On behalf of findings from a multi-institutional study of lenalidomide plus rituximab for the relapsed or refractory MCL into the front-line setting the achieved objective RR (Response Rate) noted as 92%, which is an absolutely major step forward in the fight against MCL.
The trial by Ruan and colleagues rapidly applied these findings in those patients who are with relapsed/refractory MCL to newly diagnosed patients with MCL. They carried out a multicenter phase II trial, enrolled a total of 38 patients with induction or maintenance phases, precisely after the same dosing as well as scheduling previously published for relapsed/refractory MCL with the minor modifications.
At the median follow-up of 30 months, the ORR was noted as 92%, with a complete RR of 64%, and no undesired adverse events. Strikingly, the 2-year PFS among the patients with MCL, were given this combination was noted as 85%, which is in marked contrast to the median PFS of 16-35 months witnessed in patients with MCL who were given initial therapy consisting of chemotherapy.
Additionally and favorably, the patients who progressed on this combinational treatment responded favorably to the subsequent therapeutic regimens. However, in this trial, grade 3 toxicities were reported as pneumonia (8%), thrombocytopenia (13%), rash (29%), and neutropenia (50%).
These reported adverse reactions suggest that the lenalidomide still is responsible for causing the severe adverse reactions in the front-line setting.
Reference:
Recap of Lymphoma Studies:
Lenalidomide was foremost approved by the U.S. FDA for the relapsed myeloma therapy together with the dexamethasone.
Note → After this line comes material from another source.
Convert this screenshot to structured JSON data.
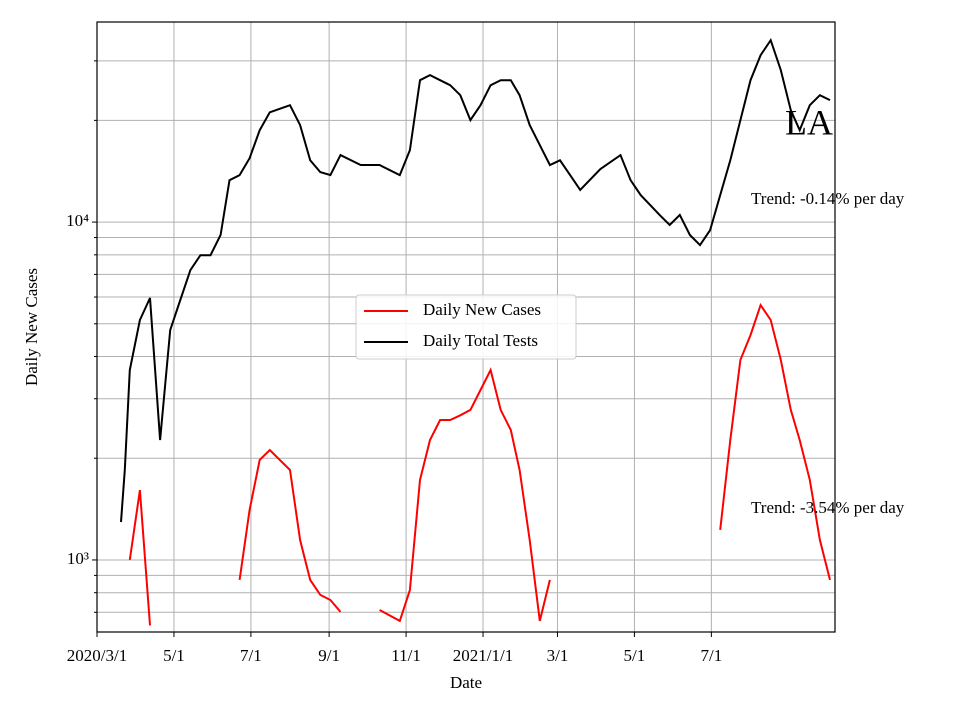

Although, on behalf of preclinical findings, lenalidomide was proposed to be a potentially effective agent in order to treat lymphoma. With the carried out preclinical tasks done by Hernandez-Ilizaliturri and following getting the approval of this agent by the Food and Drug Administration, Celgene started the lymphoma efforts.
As a single lenalidomide was foremost studied in non-Hodgkin lymphoma by Wiernik and colleagues in 2008. In 49 enrolled patients, the objective RR was noted as 35%; although, in the 15 enrolled patients with MCL, the objective RR was noted as 53%.
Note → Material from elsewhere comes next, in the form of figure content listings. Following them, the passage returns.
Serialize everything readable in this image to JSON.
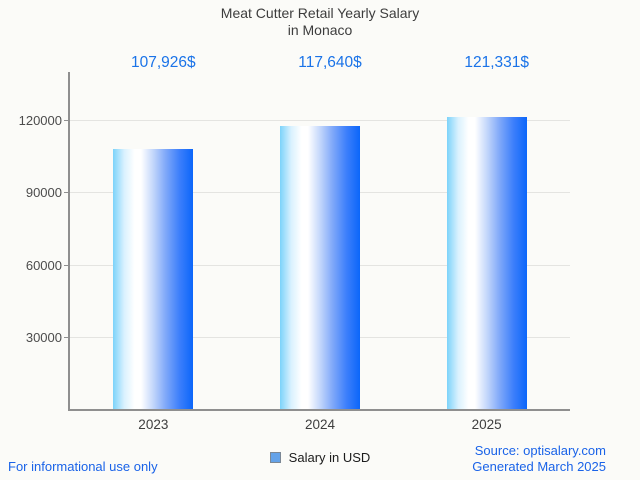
{
  "title": {
    "line1": "Meat Cutter Retail Yearly Salary",
    "line2": "in Monaco"
  },
  "chart_data": {
    "type": "bar",
    "title": "Meat Cutter Retail Yearly Salary in Monaco",
    "categories": [
      "2023",
      "2024",
      "2025"
    ],
    "series": [
      {
        "name": "Salary in USD",
        "values": [
          107926,
          117640,
          121331
        ]
      }
    ],
    "values": [
      107926,
      117640,
      121331
    ],
    "value_labels": [
      "107,926$",
      "117,640$",
      "121,331$"
    ],
    "xlabel": "",
    "ylabel": "",
    "ylim": [
      0,
      140000
    ],
    "yticks": [
      30000,
      60000,
      90000,
      120000
    ],
    "ytick_labels": [
      "30000",
      "60000",
      "90000",
      "120000"
    ],
    "grid": true,
    "legend_position": "bottom"
  },
  "legend": {
    "label": "Salary in USD"
  },
  "footer": {
    "left": "For informational use only",
    "source": "Source: optisalary.com",
    "generated": "Generated March 2025"
  },
  "colors": {
    "accent_blue": "#1a73e8",
    "footer_blue": "#1a63e8",
    "bar_gradient_left": "#7cd3fa",
    "bar_gradient_mid": "#ffffff",
    "bar_gradient_right": "#0b66fa",
    "legend_swatch_fill": "#64a2e8",
    "legend_swatch_border": "#7b8794",
    "axis_gray": "#8f8f8f",
    "gridline_gray": "#e4e4e1",
    "title_gray": "#3d3d3d",
    "background": "#fbfbf8"
  }
}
On behalf of these promising outcomes, Dr. Liang Zhang and a colleague conducted preclinical experiments in order to test the activity of lenalidomide plus rituximab in MCL cell lines, primary MCL cells, and MCL, bearing patient-derived xenograft mice.
The combination was demonstrated to be effective preclinically, which led them to propose their phase I/II clinical trial testing the combination in those patients who are with relapsed/refractory MCL.